Teacher Appreciation Week: May 7 - 11
Few other professionals touch as many people as teachers do. Educators contribute to communities across our state every day in many ways. During Teacher Appreciation Week, thousands of communities will take time to honor their local educators and the commitment, enthusiasm and hard work of all educators— past, present and future. Teacher Appreciation Week is your opportunity to show your appreciation to teachers for all the effort they put in each day and the education that we receive thanks to them, and to acknowledge the crucial role teachers play in making sure every student receives a quality education.

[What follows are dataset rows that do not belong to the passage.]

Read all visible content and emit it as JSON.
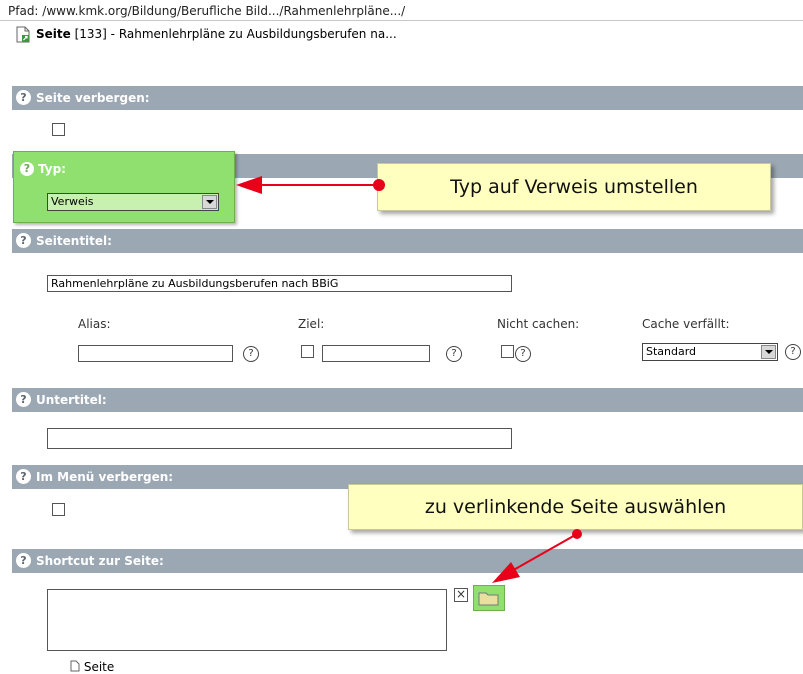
{
  "path": "Pfad: /www.kmk.org/Bildung/Berufliche Bild.../Rahmenlehrpläne.../",
  "page": {
    "label": "Seite",
    "rest": " [133] - Rahmenlehrpläne zu Ausbildungsberufen na..."
  },
  "sections": {
    "hide_page": "Seite verbergen:",
    "type": "Typ:",
    "page_title": "Seitentitel:",
    "subtitle": "Untertitel:",
    "hide_menu": "Im Menü verbergen:",
    "shortcut": "Shortcut zur Seite:"
  },
  "help_glyph": "?",
  "type_select": {
    "value": "Verweis"
  },
  "page_title_value": "Rahmenlehrpläne zu Ausbildungsberufen nach BBiG",
  "fields": {
    "alias": "Alias:",
    "target": "Ziel:",
    "no_cache": "Nicht cachen:",
    "cache_expires": "Cache verfällt:",
    "cache_value": "Standard"
  },
  "subtitle_value": "",
  "shortcut_clear": "×",
  "shortcut_page_link": "Seite",
  "callouts": {
    "type_hint": "Typ auf Verweis umstellen",
    "link_hint": "zu verlinkende Seite auswählen"
  },
  "colors": {
    "section_bar": "#9ba7b2",
    "highlight": "#90e070",
    "callout": "#ffffbf",
    "arrow": "#e8001a"
  }
}
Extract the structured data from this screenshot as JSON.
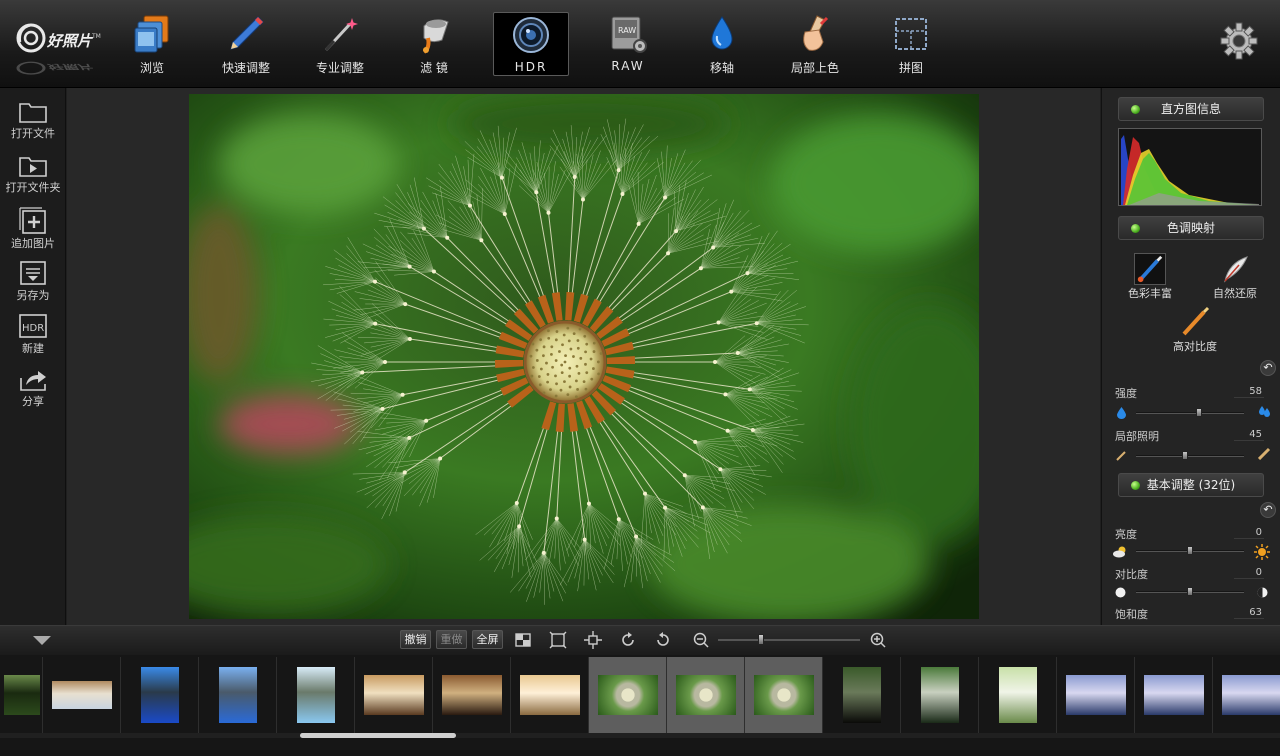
{
  "app": {
    "name": "好照片"
  },
  "toolbar": {
    "items": [
      {
        "label": "浏览",
        "icon": "browse-icon"
      },
      {
        "label": "快速调整",
        "icon": "pencil-icon"
      },
      {
        "label": "专业调整",
        "icon": "magic-wand-icon"
      },
      {
        "label": "滤 镜",
        "icon": "filter-icon"
      },
      {
        "label": "HDR",
        "icon": "hdr-lens-icon",
        "active": true
      },
      {
        "label": "RAW",
        "icon": "raw-icon"
      },
      {
        "label": "移轴",
        "icon": "water-drop-icon"
      },
      {
        "label": "局部上色",
        "icon": "brush-hand-icon"
      },
      {
        "label": "拼图",
        "icon": "collage-icon"
      }
    ],
    "settings_icon": "gear-icon"
  },
  "left_panel": {
    "items": [
      {
        "label": "打开文件",
        "icon": "folder-icon"
      },
      {
        "label": "打开文件夹",
        "icon": "folder-play-icon"
      },
      {
        "label": "追加图片",
        "icon": "add-image-icon"
      },
      {
        "label": "另存为",
        "icon": "save-as-icon"
      },
      {
        "label": "新建",
        "icon": "hdr-new-icon",
        "icon_text": "HDR"
      },
      {
        "label": "分享",
        "icon": "share-icon"
      }
    ]
  },
  "right_panel": {
    "histogram": {
      "title": "直方图信息"
    },
    "tone_mapping": {
      "title": "色调映射",
      "presets": [
        "色彩丰富",
        "自然还原",
        "高对比度"
      ],
      "undo_icon": "undo-icon",
      "sliders": [
        {
          "label": "强度",
          "value": 58,
          "min": 0,
          "max": 100
        },
        {
          "label": "局部照明",
          "value": 45,
          "min": 0,
          "max": 100
        }
      ]
    },
    "basic": {
      "title": "基本调整 (32位)",
      "undo_icon": "undo-icon",
      "sliders": [
        {
          "label": "亮度",
          "value": 0,
          "min": -100,
          "max": 100
        },
        {
          "label": "对比度",
          "value": 0,
          "min": -100,
          "max": 100
        },
        {
          "label": "饱和度",
          "value": 63
        }
      ]
    }
  },
  "bottom_bar": {
    "undo": "撤销",
    "redo": "重做",
    "fullscreen": "全屏",
    "zoom_level": 0.3
  },
  "filmstrip": {
    "thumbs": [
      {
        "kind": "forest"
      },
      {
        "kind": "building"
      },
      {
        "kind": "city-blue"
      },
      {
        "kind": "city-blue2"
      },
      {
        "kind": "city-light"
      },
      {
        "kind": "interior"
      },
      {
        "kind": "interior-dark"
      },
      {
        "kind": "interior-bright"
      },
      {
        "kind": "dandelion",
        "selected": true
      },
      {
        "kind": "dandelion",
        "selected": true
      },
      {
        "kind": "dandelion",
        "selected": true
      },
      {
        "kind": "waterfall-dark"
      },
      {
        "kind": "waterfall"
      },
      {
        "kind": "waterfall-bright"
      },
      {
        "kind": "lake"
      },
      {
        "kind": "lake"
      },
      {
        "kind": "lake"
      }
    ]
  }
}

About National Teacher Day and Teacher Appreciation Week
The origins of Teacher Day are somewhat murky. Beginning around 1944, Wisconsin teacher Ryan Krug began corresponding with political and education leaders about the need for a national day to honor teachers. Woodbridge wrote to Eleanor Roosevelt, who in 1953 first proposed that Congress set aside a day to acknowledge the work of educators.
NEA, along with its Kansas and Indiana state affiliates and the Dodge City Kansas local, lobbied Congress to create a permanent day celebrating teachers. Congress declared March 7, 1980 as National Teacher Day, but for that year only. NEA and its affiliates continued to observe National Teacher Day on the first Tuesday in March until 1985, when the National PTA established Teacher Appreciation Week as the first full week of May. Since then, NEA has celebrated National Teacher Day on the Tuesday of that week. For more information on National Teacher Day, including My Amazing Teacher Campaign and NEA’s Classroom Superhereos, visit www.nea.org/teacherday.
Help Us Spread the Word!
Tweet Teacher Week messages. Be sure to use our #thankateacher hashtag.
- If you can write your name, #thankateacher
- If you followed your dreams, #thankateacher
- If you can read, #thankateacher
As part of its annual National Teacher Week celebration, the National Education Association (NEA) is highlighting key trends in the teaching profession.
The trends identified that have played a critical role in shaping the teaching profession include:
Changes in the workforce and the student population
- There are 3,232,813 teachers in K-12 public schools nationwide. About 16 percent of these positions become vacant each year.
- Forty-five percent of new teachers abandon the profession in their first five years.
- There’s a growing demographic divide between America’s predominantly white teaching force and an increasingly diverse student body, and the proportion of women teachers continues to rise.
- Nearly 40 percent of those entering America’s classrooms today are coming from other careers.
Changes in working conditions and school environments
- More teachers believe collaborating with colleagues is essential to their work, but many districts still don’t provide time for teachers to learn, share and collaborate.
- Nearly all classrooms (97 percent) have one or more computers, but half of the nation’s teachers say they need training to better integrate technology into classroom instruction—and such support is unevenly distributed across schools.
- Newer teachers put a high premium on exploring new roles and taking on new responsibilities in order to expand career options.
- Teachers’ salaries still lag behind those for other occupations requiring a college degree, and the pay gap is growing larger.
Changes in teacher training, licensure and evaluation
- Many charter schools do not require new teachers to have certification for what they are teaching.
- The proportion of public school teachers holding master’s degrees has more than doubled over roughly the last 50 years, from 24 percent in 1955 to 52 percent in 2007.
A Special Thank You from OEA President Patricia Frost-Brooks
Your dedication runs deep. In the classroom, you teach content so the next generation can learn. As counselors, you guide teenagers through difficult years and you help them choose the right college. As support professionals, you give students a nutritious lunch. You drive children safely to school. And in college, you help them aspire to deep understanding of our world and its possibilities. That is why we at OEA join NEA and everyone who truly values your work as educators use this week, Teacher Appreciation Week, to show our appreciation for your contribution to our communities. Thank you for everything you do!